Un premio que ha salido a la palestra tras la conclusión del Mundial, y lo ha hecho con un comunicado oficial que reza lo siguiente: “Sí, ganar el Mundial ayuda, pero no garantiza el Balón de Oro. Para ganarlo, se necesita ser el mejor jugador de la temporada, no solo de la Copa del Mundo.

Un comunicado que ha resultado sorprendente para muchos, especialmente después de que haya sido España y no Argentina la campeona del mundo. De hecho, antes de la final, eran muchos los que colocaban como favoritísimo en la carrera por el premio a un Leo Messi que, si bien ha firmado un gran Mundial, está jugando en una liga menor como la MLS.

Ahora, son muchos los que se preguntan si este cambio en los criterios también se habría llevado a cabo si el argentino hubiese levantado su segundo Mundial. Y es que, atendiendo a dos de los últimos tres Balones de Oro, la realidad es muy distinta a lo que la entidad comenta hoy.

El último fue absolutamente indiscutible: Ousmane Dembèlè ganó el galardón tras haber ganado el triplete con el PSG y quedarse a un paso de ganar también el Mundial de Clubes, en el que fue finalista. Y a pesar de ello, Lamine Yamal se quedó muy cerca en una temporada en la que marcó 9 goles en LaLiga.

Ahora, viajamos dos años atrás, concretamente, a la edición de 2023. Aquel fue un año en los que el galardón tenía un claro ganador: Erling Haaland no solo ganó el triplete con el Manchester City, sino que fue una de las piezas clave del conjunto inglés, e incluso a título individual, ganó la Bota de Oro.

Pocas dudas había al respecto. Pero llegó el Mundial de Qatar, y un Messi que ya estaba jugando en el Inter de Miami levantó la copa tras marcar 7 goles -4 de ellos de penalti-. Entonces, poco o nada importó lo que hizo Haaland, ese mes de Messi fue suficiente para no darle el galardón al noruego.

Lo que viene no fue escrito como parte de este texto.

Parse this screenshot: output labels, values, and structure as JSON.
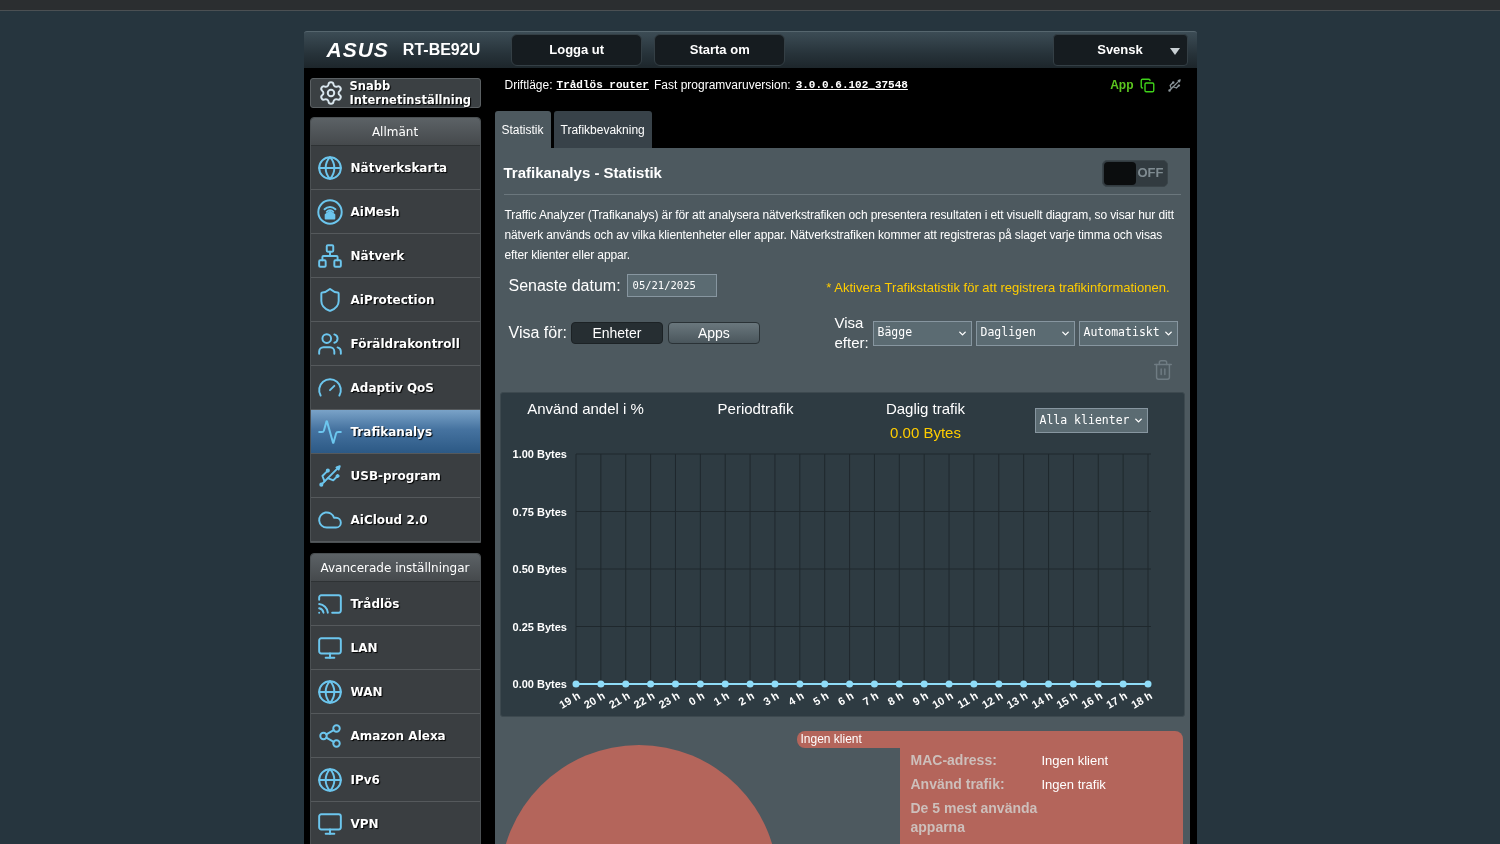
{
  "header": {
    "logo": "ASUS",
    "model": "RT-BE92U",
    "buttons": [
      "Logga ut",
      "Starta om"
    ],
    "language": "Svensk"
  },
  "sidebar": {
    "quick_setup": "Snabb Internetinställning",
    "groups": [
      {
        "title": "Allmänt",
        "items": [
          {
            "label": "Nätverkskarta",
            "selected": false
          },
          {
            "label": "AiMesh",
            "selected": false
          },
          {
            "label": "Nätverk",
            "selected": false
          },
          {
            "label": "AiProtection",
            "selected": false
          },
          {
            "label": "Föräldrakontroll",
            "selected": false
          },
          {
            "label": "Adaptiv QoS",
            "selected": false
          },
          {
            "label": "Trafikanalys",
            "selected": true
          },
          {
            "label": "USB-program",
            "selected": false
          },
          {
            "label": "AiCloud 2.0",
            "selected": false
          }
        ]
      },
      {
        "title": "Avancerade inställningar",
        "items": [
          {
            "label": "Trådlös",
            "selected": false
          },
          {
            "label": "LAN",
            "selected": false
          },
          {
            "label": "WAN",
            "selected": false
          },
          {
            "label": "Amazon Alexa",
            "selected": false
          },
          {
            "label": "IPv6",
            "selected": false
          },
          {
            "label": "VPN",
            "selected": false
          }
        ]
      }
    ]
  },
  "status_line": {
    "mode_label": "Driftläge:",
    "mode": "Trådlös router",
    "firmware_label": "Fast programvaruversion:",
    "firmware": "3.0.0.6.102_37548",
    "app_label": "App"
  },
  "tabs": [
    {
      "label": "Statistik",
      "selected": true
    },
    {
      "label": "Trafikbevakning",
      "selected": false
    }
  ],
  "panel": {
    "title": "Trafikanalys - Statistik",
    "toggle": {
      "on": false,
      "label": "OFF"
    },
    "description": "Traffic Analyzer (Trafikanalys) är för att analysera nätverkstrafiken och presentera resultaten i ett visuellt diagram, so visar hur ditt nätverk används och av vilka klientenheter eller appar. Nätverkstrafiken kommer att registreras på slaget varje timma och visas efter klienter eller appar.",
    "latest_date": {
      "label": "Senaste datum:",
      "value": "05/21/2025"
    },
    "notice": "* Aktivera Trafikstatistik för att registrera trafikinformationen.",
    "show_for": {
      "label": "Visa för:",
      "options": [
        {
          "label": "Enheter",
          "selected": true
        },
        {
          "label": "Apps",
          "selected": false
        }
      ]
    },
    "show_by": {
      "label": "Visa efter:",
      "selects": [
        "Bägge",
        "Dagligen",
        "Automatiskt"
      ]
    }
  },
  "chart_panel": {
    "headings": [
      "Använd andel i %",
      "Periodtrafik",
      "Daglig trafik"
    ],
    "daily_total": "0.00 Bytes",
    "client_select": "Alla klienter",
    "chart_data": {
      "type": "line",
      "grid": true,
      "categories": [
        "19 h",
        "20 h",
        "21 h",
        "22 h",
        "23 h",
        "0 h",
        "1 h",
        "2 h",
        "3 h",
        "4 h",
        "5 h",
        "6 h",
        "7 h",
        "8 h",
        "9 h",
        "10 h",
        "11 h",
        "12 h",
        "13 h",
        "14 h",
        "15 h",
        "16 h",
        "17 h",
        "18 h"
      ],
      "series": [
        {
          "color": "#8fdcf8",
          "marker": true,
          "values": [
            0,
            0,
            0,
            0,
            0,
            0,
            0,
            0,
            0,
            0,
            0,
            0,
            0,
            0,
            0,
            0,
            0,
            0,
            0,
            0,
            0,
            0,
            0,
            0
          ]
        }
      ],
      "ylim": [
        0,
        1
      ],
      "yticks": [
        {
          "value": 0,
          "label": "0.00 Bytes"
        },
        {
          "value": 0.25,
          "label": "0.25 Bytes"
        },
        {
          "value": 0.5,
          "label": "0.50 Bytes"
        },
        {
          "value": 0.75,
          "label": "0.75 Bytes"
        },
        {
          "value": 1,
          "label": "1.00 Bytes"
        }
      ]
    }
  },
  "client_summary": {
    "name": "Ingen klient",
    "fields": [
      {
        "label": "MAC-adress:",
        "value": "Ingen klient"
      },
      {
        "label": "Använd trafik:",
        "value": "Ingen trafik"
      },
      {
        "label": "De 5 mest använda apparna"
      }
    ]
  }
}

Un año después, la vergüenza volvía a suelo francés. El Real Madrid, liderado por un Vinicius Júnior espectacular, celebraba un doblete en el que el brasileño no solo fue la pieza clave, sino que se consolidó como el mejor jugador del planeta de forma indiscutible, especialmente en las grandes citas.

En el recuerdo queda un hat-trick al Barça en la final de la Supercopa de España, que llevó el torneo a las vitrinas del Santiago Bernabéu, las dos exhibiciones frente al Bayern de Múnich en semifinales de Champions League –con un doblete en Múnich-, o su partidazo con gol incluido en la final de la Champions League con el que se colaba entre los máximos goleadores de la historia de las finales.

En ese momento, France Football, con la ayuda de la UEFA, decidió cambiar el criterio, y hacer que el fair-play pasase a jugar un rol importante en lo que respecta a la entrega del premio. El relato ya lo tenían formado: tenían pensado aprovechar por lo civil o por lo criminal esa mala fama que muchos habían otorgado a Vini.

Un criterio que no se sostenía por ningún lado, especialmente teniendo en cuenta que un año antes, la misma entidad le entregó el Premio Sócrates, donde ponían de manifiesto su “destacada labor social y humanitaria”. Al no tener argumentos sobre el verde para robarle el galardón, se los inventaron en los despachos.

Y entonces, la decisión fue dárselo a un Rodri que firmó una gran Eurocopa, pero terminó el año ganando solo la Premier League. Por contextualizar, el año anterior a 2024, Rodri también ganó el triplete, marcó el tanto del City en la final, y quedó quinto, a pesar de firmar una temporada mucho más brillante que la de 2023.

Ahora, France Football sigue manejando los criterios a su antojo con el objetivo de modificar constantemente las condiciones en busca de dárselo al jugador que más les convenga. Y por cosas como esta, lo que un día fue un valoradísimo reconocimiento individual, a día de hoy es una pantomima absoluta.